Now I'm not saying that none of us should ever be angry, sad, frustrated, or ever have a negative feeling.  I'm not saying that we should stop therapies and figuring out what causes this mess.  There is nothing I can personally imagine that is more disheartening at best than watching your child suffer.  I can't tell you how often I wished I could take away his fears.  How I wish I could give him my ability to deal with the dishwasher running while I eat.  Or how many times I've been to the doctor with him to find out something was terribly wrong and I had no idea, because he can't tell me.  I can't tell you what it's like to constantly be hanging on to and prairie-dogging over where your child is.  I've had countless nightmares of losing him in a crowd.

So why... why in the world would I relegate myself to a life of completely focusing on negatives, never ever allowing myself to laugh at something cute he does?  Just because he's different... his behaviors are often very different... doesn't mean I'm sentenced to a life of stoic correction.

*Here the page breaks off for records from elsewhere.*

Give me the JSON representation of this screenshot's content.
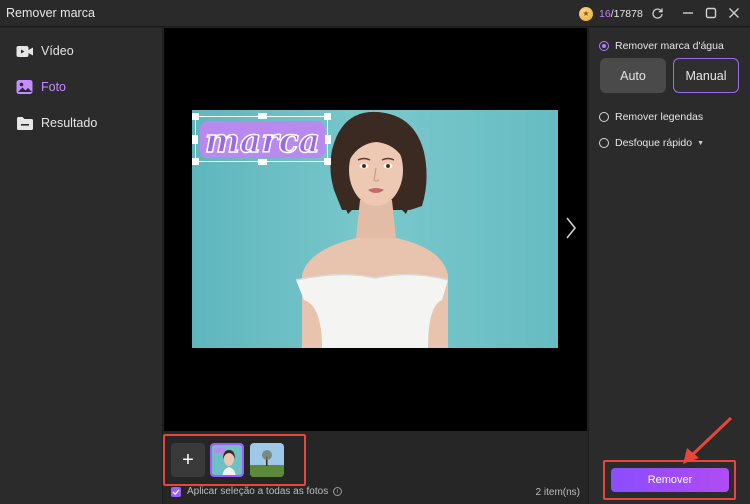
{
  "window": {
    "title": "Remover marca",
    "credits_used": "16",
    "credits_sep": "/",
    "credits_total": "17878"
  },
  "sidebar": {
    "items": [
      {
        "label": "Vídeo",
        "icon": "video-icon",
        "active": false
      },
      {
        "label": "Foto",
        "icon": "photo-icon",
        "active": true
      },
      {
        "label": "Resultado",
        "icon": "folder-icon",
        "active": false
      }
    ]
  },
  "canvas": {
    "watermark_text": "marca"
  },
  "thumbnails": {
    "add_label": "+",
    "apply_label": "Aplicar seleção a todas as fotos",
    "apply_checked": true,
    "count_label": "2 item(ns)"
  },
  "panel": {
    "remove_watermark_label": "Remover marca d'água",
    "auto_label": "Auto",
    "manual_label": "Manual",
    "remove_subtitles_label": "Remover legendas",
    "quick_blur_label": "Desfoque rápido",
    "remove_button_label": "Remover"
  },
  "colors": {
    "accent": "#a05cff",
    "highlight": "#e8463a",
    "watermark_fill": "#b989f0"
  }
}
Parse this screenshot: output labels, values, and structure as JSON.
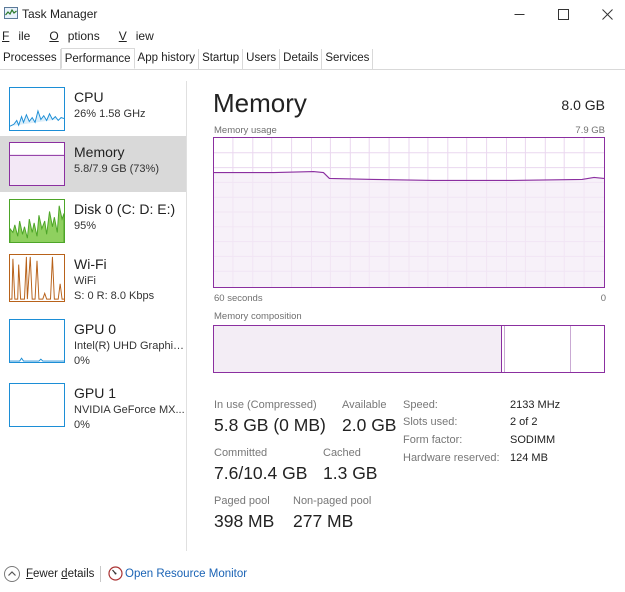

We're learning to try to see more through Ryan's eyes.  We're working on focusing on being more purposeful, more prepared.  But it's a hard balance between protection and prevention and remembering to live life as much as we can.  Because you know what?  His birthday is coming this spring.  He'll be seven.  Yep.  SEVEN.  Yesterday he was three.  The day before that he was throwing up his first birthday cake (remember that, Mom and Dad S?) and the day before that he was born.  I remember the joy of having him... even the thought of having him... and vaguely remember the innocence that we slowly lost with each missed milestone.  The pain of realizing the first time, in a little kid church class, that he was very much different than the other kids.

We've all felt enough of it that when we can safely relax, see the innocence and humor when we can, we should.  Keep the plates spinning, keep seeking treatments, social-storying, preparing, but be careful to hang onto the kid-ness while we can.  Because someday, as I realized when Ryan stimmed and said "it's a school" as we drove by the intermediate school, they'll be in that school.  Then middle school.  Then high school.

I'm not discounting the pain or the frustration... but my word, don't we lose enough of their childhoods to symptoms, red flags, and therapies?  I'm  We're going to promise each other and Ryan, Richie, and Maelynn that we'll hear their words, their preferences, and though we're not able to understand everything, we'll do our best to let them be kids.  We'll celebrate the times when we see the twinkle of excitement in their eyes, no matter how few and far between they may be.  Because he's our boy.  He works so hard at so many things that we take for granted, and we are proud of him.  Whether he waves at me and hollers "Hi Mommy!" like Richie when he's happy to see me or jumps and stims and hums, I'm thrilled that he's happy to see me, however he shows it.  And while I hold him as he suffers from whatever it is that's making him kick, scream, hit, and cry, I need to be able to close my eyes and see that snapshot of his grin.  To hang on to the beautiful boy God made him to be.

Close your eyes
Have no fear
The monster's gone
He's on the run and your daddy's here

Beautiful, beautiful, beautiful
Beautiful boy
Beautiful, beautiful, beautiful
Beautiful boy

Before you go to sleep
Say a little prayer
Every day in every way
It's getting better and better

Out on the ocean sailing away
I can hardly wait
To see you come of age
But I guess we'll both just have to be patient
'Cause it's a long way to go
A hard row to hoe
Yes it's a long way to go
But in the meantime

Before you cross the street
Take my hand
Life is what happens to you
While you're busy making other plans

Before you go to sleep
Say a little prayer
Every day in every way
It's getting better and better

Beautiful, beautiful, beautiful
Beautiful boy

~John Lennon

Thanks be to God for our beautiful boys and beautiful girl, and all they teach us.